Does anyone else miss the days when artificial intelligence was used strictly for goofing around? Those ridiculous scripts created by feeding 100 hours of romcoms into a system definitely cracked me up, and my son generated some serious fever-dream images by inputting weird phrases into a different program. It was all fun and games, right?
Then the programs started ‘learning’.
I do not claim to know much of anything about AI other than it’s an atomic topic. From my understanding, programs pull bits and pieces of existing works of art or literature or academia to create something ‘new’ and shiny. Do I use it? No. Do I think it can be helpful? Sure.
Do I think it’s a dangerous, slippery slope? One hundred percent yes.
On one hand, work created by other people is being copied and used without permission or acknowledgement in something cobbled together by another person who then takes credit and possibly gets paid for the result. Maybe the people using it don’t realize that’s what’s happening, or they have no idea how to find the author/artist to give credit. No matter what, it’s already a difficult world for artists of any kind, where talent isn’t appreciated or rewarded.
‘Starving artist’ is a well-known phrase for a reason.
On another hand, artificial intelligence can be a useful tool for lightning-fast research and putting a concept into visual form. Programs like ChatGPT will find the information you ask for quickly, and will even build something with the word count and topic emphasis you want. Or if you have a rough idea of the image you want for a book cover but can’t draw to save your life or feel like the artist may not understand what you want, an AI image generator can build your idea visually. People who need to output a lot of content would find this gadget to be a lifesaver.
With a few caveats, of course.
There are limits to what a computer can do, even when using the most advanced AI. Using ChatGPT as an example again, it is limited to only what is available through the internet and will never know everything that humans know. Because it has access to only what has been digitally catalogued, the information generated may be outdated and incorrect. AI doesn’t have common sense or emotional intelligence, and can’t decipher sarcasm or humor. It will draw in ‘facts’ from anything and everything available on the internet – and I mean EVERYTHING. We know how reliable that can be. It doesn’t have the capability to differentiate between an article from The Onion or NPR or some delusional manifesto-writing lunatic.
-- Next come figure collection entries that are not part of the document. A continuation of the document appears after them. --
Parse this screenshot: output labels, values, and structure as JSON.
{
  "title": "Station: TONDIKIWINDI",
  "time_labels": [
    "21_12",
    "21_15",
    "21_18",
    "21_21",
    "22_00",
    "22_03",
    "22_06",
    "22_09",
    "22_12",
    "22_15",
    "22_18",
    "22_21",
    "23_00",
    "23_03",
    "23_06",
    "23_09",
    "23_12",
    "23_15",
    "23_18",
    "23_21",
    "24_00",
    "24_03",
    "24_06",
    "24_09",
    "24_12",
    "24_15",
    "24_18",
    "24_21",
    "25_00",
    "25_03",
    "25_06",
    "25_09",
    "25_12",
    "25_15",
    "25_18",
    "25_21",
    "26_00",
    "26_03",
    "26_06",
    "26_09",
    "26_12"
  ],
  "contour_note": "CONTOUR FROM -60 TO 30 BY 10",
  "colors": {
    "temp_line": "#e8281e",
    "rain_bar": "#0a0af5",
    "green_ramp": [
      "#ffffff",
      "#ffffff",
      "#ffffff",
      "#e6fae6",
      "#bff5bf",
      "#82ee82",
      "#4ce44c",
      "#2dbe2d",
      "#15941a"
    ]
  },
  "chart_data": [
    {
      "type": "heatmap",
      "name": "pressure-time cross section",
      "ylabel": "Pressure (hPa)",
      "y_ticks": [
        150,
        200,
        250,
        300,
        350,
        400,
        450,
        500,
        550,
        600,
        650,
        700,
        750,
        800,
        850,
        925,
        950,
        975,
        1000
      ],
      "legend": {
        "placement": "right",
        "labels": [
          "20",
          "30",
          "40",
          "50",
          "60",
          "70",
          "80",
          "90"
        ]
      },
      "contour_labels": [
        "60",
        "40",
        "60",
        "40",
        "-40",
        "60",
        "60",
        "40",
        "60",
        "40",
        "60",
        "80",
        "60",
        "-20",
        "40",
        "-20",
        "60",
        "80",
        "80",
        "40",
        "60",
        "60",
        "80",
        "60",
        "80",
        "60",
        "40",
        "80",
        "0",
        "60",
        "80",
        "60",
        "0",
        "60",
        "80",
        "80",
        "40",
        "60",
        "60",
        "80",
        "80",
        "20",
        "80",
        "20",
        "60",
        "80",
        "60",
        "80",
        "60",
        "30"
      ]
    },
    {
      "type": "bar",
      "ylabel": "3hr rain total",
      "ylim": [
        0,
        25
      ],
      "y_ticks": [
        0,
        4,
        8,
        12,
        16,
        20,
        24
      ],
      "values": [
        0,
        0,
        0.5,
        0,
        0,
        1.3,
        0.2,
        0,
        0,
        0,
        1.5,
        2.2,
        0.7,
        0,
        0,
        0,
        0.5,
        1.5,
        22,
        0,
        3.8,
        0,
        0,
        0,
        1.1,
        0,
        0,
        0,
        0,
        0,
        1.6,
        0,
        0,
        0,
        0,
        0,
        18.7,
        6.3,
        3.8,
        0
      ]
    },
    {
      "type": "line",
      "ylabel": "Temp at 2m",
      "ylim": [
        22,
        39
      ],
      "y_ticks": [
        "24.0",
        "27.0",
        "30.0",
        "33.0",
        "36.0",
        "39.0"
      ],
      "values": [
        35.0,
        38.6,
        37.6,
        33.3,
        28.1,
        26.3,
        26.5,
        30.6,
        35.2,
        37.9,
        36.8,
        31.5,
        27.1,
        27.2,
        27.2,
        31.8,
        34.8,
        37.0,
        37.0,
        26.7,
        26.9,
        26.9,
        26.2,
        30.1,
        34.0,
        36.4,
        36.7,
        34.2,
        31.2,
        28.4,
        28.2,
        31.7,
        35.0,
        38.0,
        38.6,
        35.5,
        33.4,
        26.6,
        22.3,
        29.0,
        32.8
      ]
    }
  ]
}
Is it that helpful if you still have to vet every source? You may as well do your own research from the start.
There are a lot of opinions about using AI, and this is only one, only mine, and only that: an opinion. I can’t say whether we are heading toward humanity’s future as depicted in Disney’s Wall-E or in the Terminator franchise; that remains to be seen. What I can say is that I am going to continue creating the best way I know how and hope that it continues to make me happy.